Transfer of mitochondria from putative oogonial stem cells (OSCs) into oocytes of low responders [44] led to limited improvement in oocyte functions. In the context of ICSI, the mitochondria were injected into oocytes to augment oocyte performance; healthy live births or ongoing pregnancies have been reported [45]. It was established that the oocyte mtDNA copy numbers per cell and accumulation of mtDNA mutations were not found to be different between older patients with a low ovarian reserve and younger patients [46], so a number of mitochondria per cell should not be a point reason in the reduction of functionality. Furthermore, if OSCs are homologous with PGCs or oogonia, they are expected to have only a few thousand copies of mtDNA compared with the 160 000 copies found in mature oocytes. It remains unclear how mitochondria transfer restores oocyte competence if the aneuploidy is preexisting at metaphase II (MII) in oocytes from aging patients. It is unlikely that mitochondria transfer can boost the embryonic developmental potential of low-quality oocytes obtained from subfertile patients.

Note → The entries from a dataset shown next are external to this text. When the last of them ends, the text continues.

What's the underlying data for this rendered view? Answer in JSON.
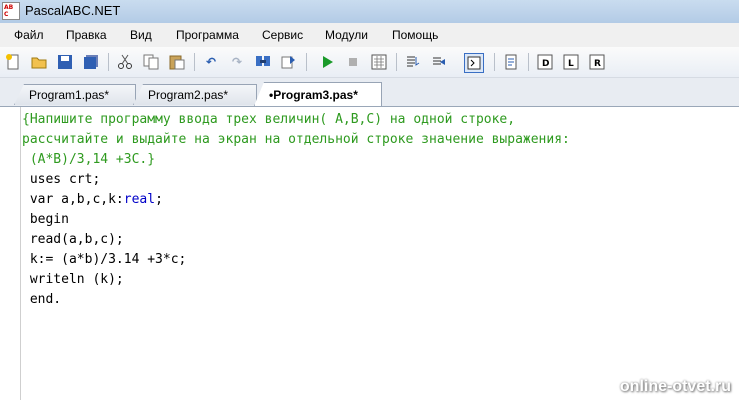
{
  "window": {
    "title": "PascalABC.NET"
  },
  "menu": [
    "Файл",
    "Правка",
    "Вид",
    "Программа",
    "Сервис",
    "Модули",
    "Помощь"
  ],
  "tabs": [
    {
      "label": "Program1.pas*",
      "active": false
    },
    {
      "label": "Program2.pas*",
      "active": false
    },
    {
      "label": "•Program3.pas*",
      "active": true
    }
  ],
  "code_lines": [
    "{Напишите программу ввода трех величин( A,B,C) на одной строке,",
    "рассчитайте и выдайте на экран на отдельной строке значение выражения:",
    " (A*B)/3,14 +3C.}",
    " uses crt;",
    " var a,b,c,k:",
    "real",
    ";",
    " begin",
    " read(a,b,c);",
    " k:= (a*b)/3.14 +3*c;",
    " writeln (k);",
    " end."
  ],
  "watermark": "online-otvet.ru"
}
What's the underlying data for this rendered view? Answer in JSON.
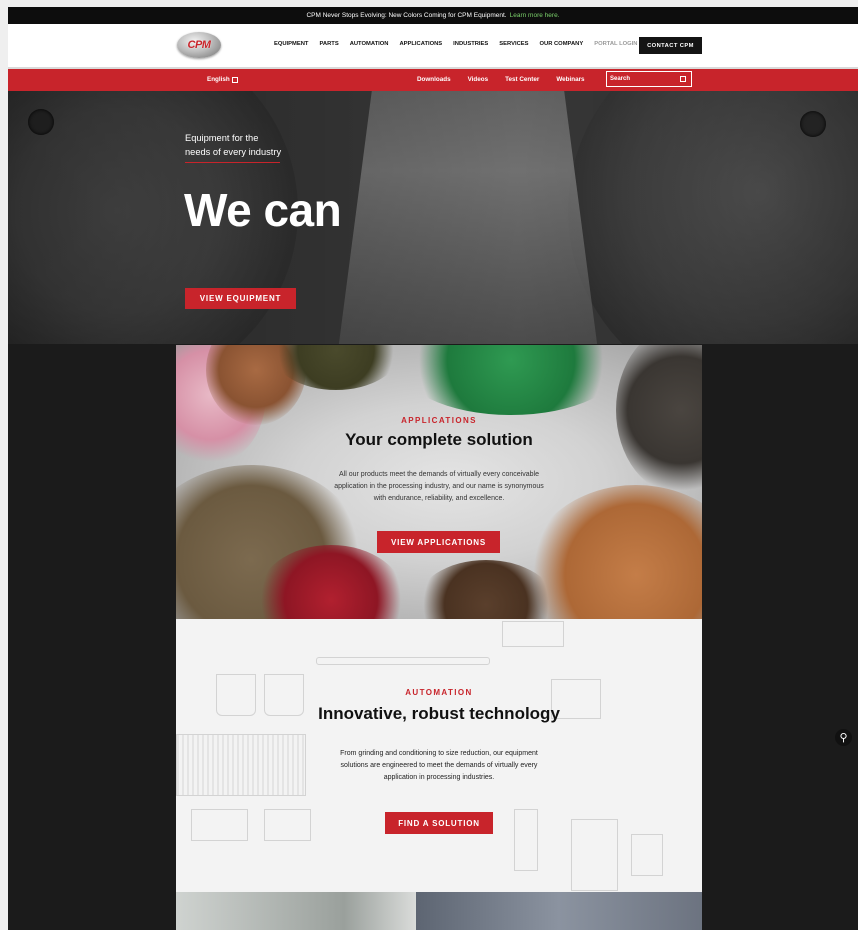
{
  "announcement": {
    "text": "CPM Never Stops Evolving: New Colors Coming for CPM Equipment.",
    "link": "Learn more here."
  },
  "logo": {
    "text": "CPM"
  },
  "nav": {
    "items": [
      "EQUIPMENT",
      "PARTS",
      "AUTOMATION",
      "APPLICATIONS",
      "INDUSTRIES",
      "SERVICES",
      "OUR COMPANY"
    ],
    "portal": "PORTAL LOGIN",
    "contact": "CONTACT CPM"
  },
  "utility": {
    "language": "English",
    "links": [
      "Downloads",
      "Videos",
      "Test Center",
      "Webinars"
    ],
    "search_placeholder": "Search"
  },
  "hero": {
    "subtitle_line1": "Equipment for the",
    "subtitle_line2": "needs of every industry",
    "title": "We can",
    "button": "VIEW EQUIPMENT"
  },
  "applications": {
    "kicker": "APPLICATIONS",
    "heading": "Your complete solution",
    "body_line1": "All our products meet the demands of virtually every conceivable",
    "body_line2": "application in the processing industry, and our name is synonymous",
    "body_line3": "with endurance, reliability, and excellence.",
    "button": "VIEW APPLICATIONS"
  },
  "automation": {
    "kicker": "AUTOMATION",
    "heading": "Innovative, robust technology",
    "body_line1": "From grinding and conditioning to size reduction, our equipment",
    "body_line2": "solutions are engineered to meet the demands of virtually every",
    "body_line3": "application in processing industries.",
    "button": "FIND A SOLUTION"
  },
  "colors": {
    "brand_red": "#c8242b",
    "dark": "#141414",
    "link_green": "#7bd16b"
  }
}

So, which of the existing genome replacement approaches available offers the best means of completely eliminating affected mtDNA? While the three options (GV, MII, and pN) are technically similar, they differ significantly from a cell cycle point of view. Mitochondria undergo redistribution along with meiotic progression, a process that has been documented in human oocytes [47]. In GV-stage oocytes, mitochondria are concentrated in the perinuclear space, often associated with lipid vesicles [48]. Thus, there is tremendous potential for transferring a significant amount of patient mtDNA into the donor oocyte following GV transplantation. During meiotic progression, mitochondria scatter in the cytoplasm, where they tend to concentrate in the inner cytoplasm. At the pN stage, mitochondria are again concentrated in a perinuclear position, particularly during pronuclear opposition [49]. Hence, it is likely that there will be less carryover of patient mtDNA in MII karyoplasts compared with pN transfer. The proportion of mtDNA copies carried over has been estimated to be 1% in MII [50], versus 8% [51] in pN transfer, which aligns with the mitochondria distribution dynamics.